Gagnon se laisse aller à partager avec nous ses fantasmes transgressifs, intégrés dans une histoire complexe aux multiples ramifications. Son art des rebondissements nous bouscule un peu mais, comme c’est bien écrit et que les descriptions des lieux reflètent la réalité, le lecteur est aisément entraîné dans un courant démentiel et pourtant cohérent. Évidemment, je me suis un peu ennuyé de Joseph Laflamme et de ses complices, d’autant plus que ce Montréal-là avait le charme suranné des choses désuètes. Par contre, ce Patrick Kelly pourrait être le petit-fils de Sam Spade, de Philip Marlowe ou de Mike Hammer. Les amateurs du roman d’enquête américain, variante québécoise, se sentiront chez eux.
Extrait :
Kelly s’éveilla en sursaut en ayant l’impression de manquer d’air. La voix de la fillette et le ronflement des flammes semblaient encore résonner sur les murs de sa chambre. Son cœur s’était emballé et il avait froid. Dehors, le jour s’était levé. Sur la table de chevet, son portable sonnait. Il le prit. Il indiquait 8h 12. Il répondit
− Pat ? C’est Stéphan.
− C’est juste un hasard ou tu le fais exprès pour me réveiller ? ronchonna-t-il, heureux de penser à autre chose.

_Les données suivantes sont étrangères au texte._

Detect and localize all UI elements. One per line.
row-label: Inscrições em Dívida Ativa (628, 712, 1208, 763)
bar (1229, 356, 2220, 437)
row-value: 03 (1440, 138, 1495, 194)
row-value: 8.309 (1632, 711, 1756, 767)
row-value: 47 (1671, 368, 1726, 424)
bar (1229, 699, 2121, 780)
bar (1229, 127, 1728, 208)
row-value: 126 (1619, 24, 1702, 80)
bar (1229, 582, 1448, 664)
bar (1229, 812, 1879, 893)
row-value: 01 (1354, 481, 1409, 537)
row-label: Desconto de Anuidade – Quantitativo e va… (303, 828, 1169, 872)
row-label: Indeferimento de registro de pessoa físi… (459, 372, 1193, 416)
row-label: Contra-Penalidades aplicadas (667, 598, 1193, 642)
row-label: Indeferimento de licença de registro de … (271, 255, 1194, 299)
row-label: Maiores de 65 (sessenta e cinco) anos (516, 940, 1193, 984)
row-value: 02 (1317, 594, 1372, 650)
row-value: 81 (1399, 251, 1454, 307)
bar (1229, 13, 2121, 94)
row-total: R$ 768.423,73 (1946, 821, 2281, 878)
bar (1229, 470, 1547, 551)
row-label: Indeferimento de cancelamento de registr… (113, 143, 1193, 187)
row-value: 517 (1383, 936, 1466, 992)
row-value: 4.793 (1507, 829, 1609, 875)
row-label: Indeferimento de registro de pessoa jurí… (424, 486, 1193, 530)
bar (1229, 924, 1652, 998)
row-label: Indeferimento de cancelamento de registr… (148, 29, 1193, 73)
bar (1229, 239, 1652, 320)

− Tu sais bien que je le fais exprès. Qu’est-ce que tu voulais ?
− J’ai un meurtre à te signaler. Enfin, je crois.
Il passa la demi-heure suivante à raconter à Doré ce qu’il avait découvert dans le squat. Après avoir mis son portable sur le haut-parleur, il lui fit parvenir ses photos et sa vidéo. Il omit de mentionner le crucifix de 1742.
− Pis qu’est-ce que tu foutais là, au juste ? s’enquit Doré.
La veille, Kelly avait préparé une histoire totalement crédible − pas un mensonge, mais une restriction mentale − qui lui permettrait de garder le nez de son ami hors d’une lucrative enquête.
− Je cherchais un sans-abri qui détenait possiblement des renseignements qui me seraient utiles, dit-il. Il n’était pas là, finalement.
− Ouais… OK. Mettons… lança son vieux copain, sceptique. Je vais envoyer une équipe. T’as touché à rien, j’espère ?
− J’ai fait très attention, enquêteur Doré.
− Je suppose que je devrais te remercier de l’avoir signalé. T’étais quand même pas obligé. Des satanistes… Tabarnak… soupira le policier.